ВИЗИТ  МАТУШКИ  ТЕРЕЗЫ
Была осень 1779 года — Российская империя, словно большой пузырь, раздувала свои границы, втягивая и Речь Посполитую в сферу своего влияния. По прямой, отсюда, из пределов Лепельского края, можно было за один день добраться до красавицы Западной Двины, на другой стороне которой уже семь лет хозяйничал большой сосед.

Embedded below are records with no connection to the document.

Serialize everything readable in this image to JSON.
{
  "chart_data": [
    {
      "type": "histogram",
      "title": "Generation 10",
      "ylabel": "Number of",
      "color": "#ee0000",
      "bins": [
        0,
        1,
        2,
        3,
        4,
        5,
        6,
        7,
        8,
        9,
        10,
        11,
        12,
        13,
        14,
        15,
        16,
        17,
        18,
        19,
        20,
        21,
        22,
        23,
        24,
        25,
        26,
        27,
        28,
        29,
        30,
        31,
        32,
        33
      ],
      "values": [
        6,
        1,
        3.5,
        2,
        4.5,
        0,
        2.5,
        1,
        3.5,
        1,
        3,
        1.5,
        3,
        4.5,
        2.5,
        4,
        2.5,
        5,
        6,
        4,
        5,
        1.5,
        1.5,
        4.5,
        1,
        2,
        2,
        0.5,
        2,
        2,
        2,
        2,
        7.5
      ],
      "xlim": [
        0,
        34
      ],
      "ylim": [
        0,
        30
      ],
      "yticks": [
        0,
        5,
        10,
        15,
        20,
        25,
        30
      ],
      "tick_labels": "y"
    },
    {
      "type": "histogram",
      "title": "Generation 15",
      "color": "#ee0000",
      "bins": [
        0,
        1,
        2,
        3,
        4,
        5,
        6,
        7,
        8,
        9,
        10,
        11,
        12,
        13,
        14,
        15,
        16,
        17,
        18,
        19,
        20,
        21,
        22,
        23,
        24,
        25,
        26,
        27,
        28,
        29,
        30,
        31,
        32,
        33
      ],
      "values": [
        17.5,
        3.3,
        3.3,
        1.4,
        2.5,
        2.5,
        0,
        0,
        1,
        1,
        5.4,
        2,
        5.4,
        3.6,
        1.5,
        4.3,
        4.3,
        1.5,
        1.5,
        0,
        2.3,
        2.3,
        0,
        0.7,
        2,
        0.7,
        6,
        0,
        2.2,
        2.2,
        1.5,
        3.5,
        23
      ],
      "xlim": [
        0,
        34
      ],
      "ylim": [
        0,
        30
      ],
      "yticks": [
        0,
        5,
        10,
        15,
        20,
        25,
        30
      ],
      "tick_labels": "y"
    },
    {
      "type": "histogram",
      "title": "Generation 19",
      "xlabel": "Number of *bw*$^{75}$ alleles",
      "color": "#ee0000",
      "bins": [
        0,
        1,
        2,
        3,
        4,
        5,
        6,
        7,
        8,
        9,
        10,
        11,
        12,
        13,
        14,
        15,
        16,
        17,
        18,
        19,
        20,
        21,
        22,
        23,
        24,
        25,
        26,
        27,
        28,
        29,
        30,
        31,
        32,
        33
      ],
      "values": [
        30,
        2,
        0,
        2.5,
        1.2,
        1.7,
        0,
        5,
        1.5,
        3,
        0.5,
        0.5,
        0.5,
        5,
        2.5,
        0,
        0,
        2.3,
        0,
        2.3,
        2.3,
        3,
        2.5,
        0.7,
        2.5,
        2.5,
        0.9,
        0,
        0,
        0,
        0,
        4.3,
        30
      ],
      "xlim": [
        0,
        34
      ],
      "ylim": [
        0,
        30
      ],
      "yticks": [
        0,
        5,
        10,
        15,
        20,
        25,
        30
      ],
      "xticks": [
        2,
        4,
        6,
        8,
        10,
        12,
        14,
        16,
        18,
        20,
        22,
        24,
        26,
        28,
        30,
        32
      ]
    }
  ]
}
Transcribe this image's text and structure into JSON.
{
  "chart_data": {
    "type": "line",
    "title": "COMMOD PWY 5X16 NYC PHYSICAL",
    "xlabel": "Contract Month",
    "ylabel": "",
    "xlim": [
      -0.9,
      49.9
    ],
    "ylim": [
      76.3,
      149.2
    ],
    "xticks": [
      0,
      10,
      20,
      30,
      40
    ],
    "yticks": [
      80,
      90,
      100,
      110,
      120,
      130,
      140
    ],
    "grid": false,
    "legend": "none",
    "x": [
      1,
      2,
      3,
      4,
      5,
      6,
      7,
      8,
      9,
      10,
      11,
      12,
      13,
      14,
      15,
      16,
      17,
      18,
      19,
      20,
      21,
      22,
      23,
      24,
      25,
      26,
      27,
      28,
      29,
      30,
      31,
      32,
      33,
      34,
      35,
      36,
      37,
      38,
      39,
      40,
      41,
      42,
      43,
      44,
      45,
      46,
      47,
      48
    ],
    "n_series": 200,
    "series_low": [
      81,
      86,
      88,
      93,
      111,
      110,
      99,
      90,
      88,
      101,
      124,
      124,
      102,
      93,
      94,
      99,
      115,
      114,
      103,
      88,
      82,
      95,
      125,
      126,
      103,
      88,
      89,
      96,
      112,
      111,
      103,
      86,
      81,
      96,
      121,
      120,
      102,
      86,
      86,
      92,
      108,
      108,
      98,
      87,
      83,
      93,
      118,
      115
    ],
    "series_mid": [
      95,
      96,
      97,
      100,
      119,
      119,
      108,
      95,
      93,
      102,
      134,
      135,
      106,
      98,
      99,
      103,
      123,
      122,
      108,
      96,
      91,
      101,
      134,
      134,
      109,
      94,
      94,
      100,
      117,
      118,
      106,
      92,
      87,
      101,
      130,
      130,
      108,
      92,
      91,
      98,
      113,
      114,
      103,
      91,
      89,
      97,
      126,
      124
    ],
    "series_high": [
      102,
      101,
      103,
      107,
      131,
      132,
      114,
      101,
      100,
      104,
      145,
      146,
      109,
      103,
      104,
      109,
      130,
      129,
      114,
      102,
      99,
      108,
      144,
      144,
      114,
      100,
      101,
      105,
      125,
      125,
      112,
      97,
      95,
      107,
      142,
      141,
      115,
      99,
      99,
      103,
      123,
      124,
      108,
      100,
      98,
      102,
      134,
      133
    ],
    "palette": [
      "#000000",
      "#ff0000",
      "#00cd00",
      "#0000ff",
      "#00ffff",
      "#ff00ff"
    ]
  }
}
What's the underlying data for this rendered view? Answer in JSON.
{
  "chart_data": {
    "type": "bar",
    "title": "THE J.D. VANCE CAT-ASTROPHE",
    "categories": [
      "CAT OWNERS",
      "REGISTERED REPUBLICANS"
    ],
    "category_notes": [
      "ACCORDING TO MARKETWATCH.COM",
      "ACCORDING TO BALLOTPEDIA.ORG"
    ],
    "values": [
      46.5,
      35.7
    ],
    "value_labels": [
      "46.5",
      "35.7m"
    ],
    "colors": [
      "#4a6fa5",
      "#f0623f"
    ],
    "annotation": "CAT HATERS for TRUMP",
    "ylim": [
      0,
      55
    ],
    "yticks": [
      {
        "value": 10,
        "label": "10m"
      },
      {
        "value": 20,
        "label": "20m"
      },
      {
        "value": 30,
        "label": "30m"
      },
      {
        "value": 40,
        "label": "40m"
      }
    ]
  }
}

«Что же ожидает нас в скором будущем?» — думала Тереза, и в голове возникали цепные коллизии, связанные с историей бернардинского движения. Возник образ основателя их ордена — Бернардина Сиенского. Он был выходцем из итальянского местечка близ Сиены, рано осиротел, воспитывался теткой. Когда та заболела, ухаживал за ней, проводил время в постах и молитвах. Однажды ему явился образ страдающего на кресте Христа. Явление было настолько естественным, что Бернардин круто изменил свою жизнь: раздал все имущество бедным и уединился в монастыре. Позже приобщился к скитальчеству и публичным проповедям, донося до слушателей призывы к покаянию и презрению мирской суеты. На этом месте Тереза вздрогнула, потому что ощутила невероятную близость с нынешним положением лепельских бернардинок. Она ехала к своим подопечным, чтобы через судебное разбирательство прекратить безобразия, чинимые  мирским окружением.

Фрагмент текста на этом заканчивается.